Berniece believes the piano to harbor spirits, why then does she not dispose of it. While Boy Willie claims to have inherited their father’s heritage, it is certain that Berniece is the replica of her mother. When she was young, she was introduced to the piano by her mother. Now and again, it was the custom of her mother to ask her to play the piano. She claimed to hear her dead husband speaking when the piano was being played.
By doing this, Berniece acted as a link between the world of the living and the world of the spirits. She, therefore, elevated her mother’s spirits and, consequently, reduced her anguish, making life bearable for her. Eventually, as the play comes to an end, Berniece’s fears are proven correct. The piano is indeed haunted. This is proven when the ghost of Sutter appears.
She gathers the strength to overcome her fears and plays the piano. Through this act of bravery, she connects to her ancestors and is given the strength to overcome the ghost. The results are that she finally emerges out of the struggle stronger than she was. Through the character, Berniece the author passes across some major themes. Berniece is the mother of Martha.
She acts as the connection between the past and the present. She is the only member of the family who is determined to keep the piano. This is even after the persistent appearance of the ghost. She is also emotional over the fact that her husband’s death might have been the handy work of her brother. This does little to improve the relationship between them.

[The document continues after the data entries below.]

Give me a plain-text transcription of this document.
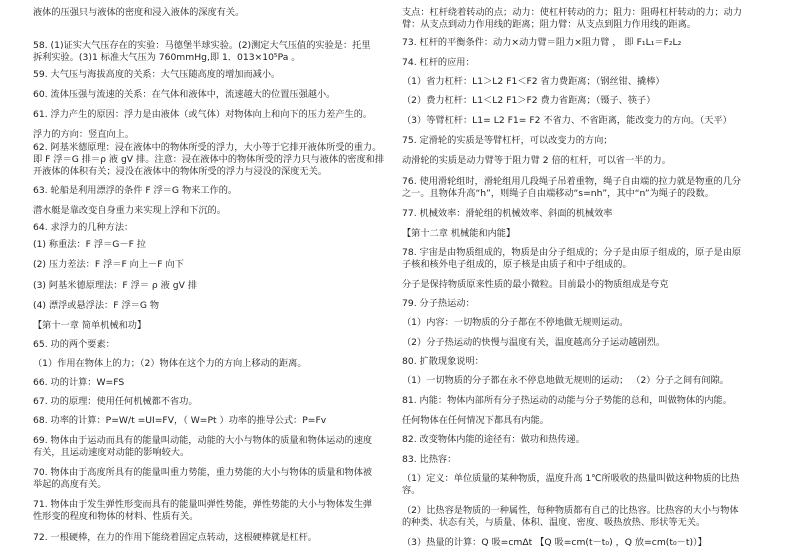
液体的压强只与液体的密度和浸入液体的深度有关。
58. (1)证实大气压存在的实验：马德堡半球实验。(2)测定大气压值的实验是：托里
拆利实验。(3)1 标准大气压为 760mmHg,即 1．013×10⁵Pa 。
59. 大气压与海拔高度的关系：大气压随高度的增加而减小。
60. 流体压强与流速的关系：在气体和液体中，流速越大的位置压强越小。
61. 浮力产生的原因：浮力是由液体（或气体）对物体向上和向下的压力差产生的。
浮力的方向：竖直向上。
62. 阿基米德原理：浸在液体中的物体所受的浮力，大小等于它排开液体所受的重力。
即 F 浮＝G 排＝ρ 液 gV 排。注意：浸在液体中的物体所受的浮力只与液体的密度和排
开液体的体积有关；浸没在液体中的物体所受的浮力与浸没的深度无关。
63. 轮船是利用漂浮的条件 F 浮＝G 物来工作的。
潜水艇是靠改变自身重力来实现上浮和下沉的。
64. 求浮力的几种方法：
(1) 称重法：F 浮＝G－F 拉
(2) 压力差法：F 浮＝F 向上－F 向下
(3) 阿基米德原理法：F 浮＝ ρ 液 gV 排
(4) 漂浮或悬浮法：F 浮＝G 物
【第十一章 简单机械和功】
65. 功的两个要素：
（1）作用在物体上的力；（2）物体在这个力的方向上移动的距离。
66. 功的计算：W=FS
67. 功的原理：使用任何机械都不省功。
68. 功率的计算：P=W/t =UI=FV，（ W=Pt ）功率的推导公式：P=Fv
69. 物体由于运动而具有的能量叫动能，动能的大小与物体的质量和物体运动的速度
有关，且运动速度对动能的影响较大。
70. 物体由于高度所具有的能量叫重力势能，重力势能的大小与物体的质量和物体被
举起的高度有关。
71. 物体由于发生弹性形变而具有的能量叫弹性势能，弹性势能的大小与物体发生弹
性形变的程度和物体的材料、性质有关。
72. 一根硬棒，在力的作用下能绕着固定点转动，这根硬棒就是杠杆。
支点：杠杆绕着转动的点；动力：使杠杆转动的力；阻力：阻碍杠杆转动的力；动力
臂：从支点到动力作用线的距离；阻力臂：从支点到阻力作用线的距离。
73. 杠杆的平衡条件：动力×动力臂＝阻力×阻力臂 ， 即 F₁L₁＝F₂L₂
74. 杠杆的应用：
（1）省力杠杆：L1＞L2 F1＜F2 省力费距离；（钢丝钳、撬棒）
（2）费力杠杆：L1＜L2 F1＞F2 费力省距离；（镊子、筷子）
（3）等臂杠杆：L1= L2 F1= F2 不省力、不省距离，能改变力的方向。（天平）
75. 定滑轮的实质是等臂杠杆，可以改变力的方向；
动滑轮的实质是动力臂等于阻力臂 2 倍的杠杆，可以省一半的力。
76. 使用滑轮组时，滑轮组用几段绳子吊着重物，绳子自由端的拉力就是物重的几分
之一。且物体升高“h”，则绳子自由端移动“s=nh”，其中“n”为绳子的段数。
77. 机械效率：滑轮组的机械效率、斜面的机械效率
【第十二章 机械能和内能】
78. 宇宙是由物质组成的，物质是由分子组成的；分子是由原子组成的，原子是由原
子核和核外电子组成的，原子核是由质子和中子组成的。
分子是保持物质原来性质的最小微粒。目前最小的物质组成是夸克
79. 分子热运动：
（1）内容：一切物质的分子都在不停地做无规则运动。
（2）分子热运动的快慢与温度有关，温度越高分子运动越剧烈。
80. 扩散现象说明：
（1）一切物质的分子都在永不停息地做无规则的运动； （2）分子之间有间隙。
81. 内能：物体内部所有分子热运动的动能与分子势能的总和，叫做物体的内能。
任何物体在任何情况下都具有内能。
82. 改变物体内能的途径有：做功和热传递。
83. 比热容：
（1）定义：单位质量的某种物质，温度升高 1℃所吸收的热量叫做这种物质的比热
容。
（2）比热容是物质的一种属性，每种物质都有自己的比热容。比热容的大小与物体
的种类、状态有关，与质量、体积、温度、密度、吸热放热、形状等无关。
（3）热量的计算：Q 吸=cmΔt 【Q 吸=cm(t－t₀) ，Q 放=cm(t₀－t)）】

She, therefore, criticizes the stupid actions of her brother more than the others do. This shows how the past can act to check the mistakes done in the present. Berniece helps us to see the contrast between the character of Boy Willie and his father Boy Charles. This is shown clearly through the fact that Boy Willie is very ambitious and wants to own property, while his father was a simple man who wanted only what belonged to him.
This is shown by, despite having retrieved the piano from the Sutter’s he left it with the other two. This mistake costs him his life. Being the first to be introduced to the piano, Berniece feels like she must protect her family history. She was introduced to the piano by her mother so that she could play for her to calm her pain.
This is shown clearly, where her mother asks her to play the piano to connect to her dead husband. Berniece, therefore, feels a closer attachment to the piano than her brother does. However, this connection also repulses her because she cannot allow her daughter to play the piano. She does this so that her daughter does not undergo what she has already gone through.
Although she is adamant about playing the piano, she feels she cannot dispose of it. She feels doing this will rearrange her family history. This is more sentimental than factual, but it serves the purpose of keeping sanity in her brother (Bryer & Hartig 2006). The entire play raises some related questions. The play is a result of an in-depth review of daily life activities.
Nevertheless, it raises weighty issues concerning history’s illustrations and heritage as major sources of conflict. Therefore, the Africans in the Diaspora should know their ancestry and learn how its legacy should be perpetuated in their lives. This is to avoid what is termed as the “foreign” representation of African-American experience.
Bryer, Jackson and Mary Hartig. Conversations with August Wilson. Jackson: University of Mississippi, 2006. Print.
Wilson, August. The Piano Lesson. New York: Theatre Communications Group, 2007. Print.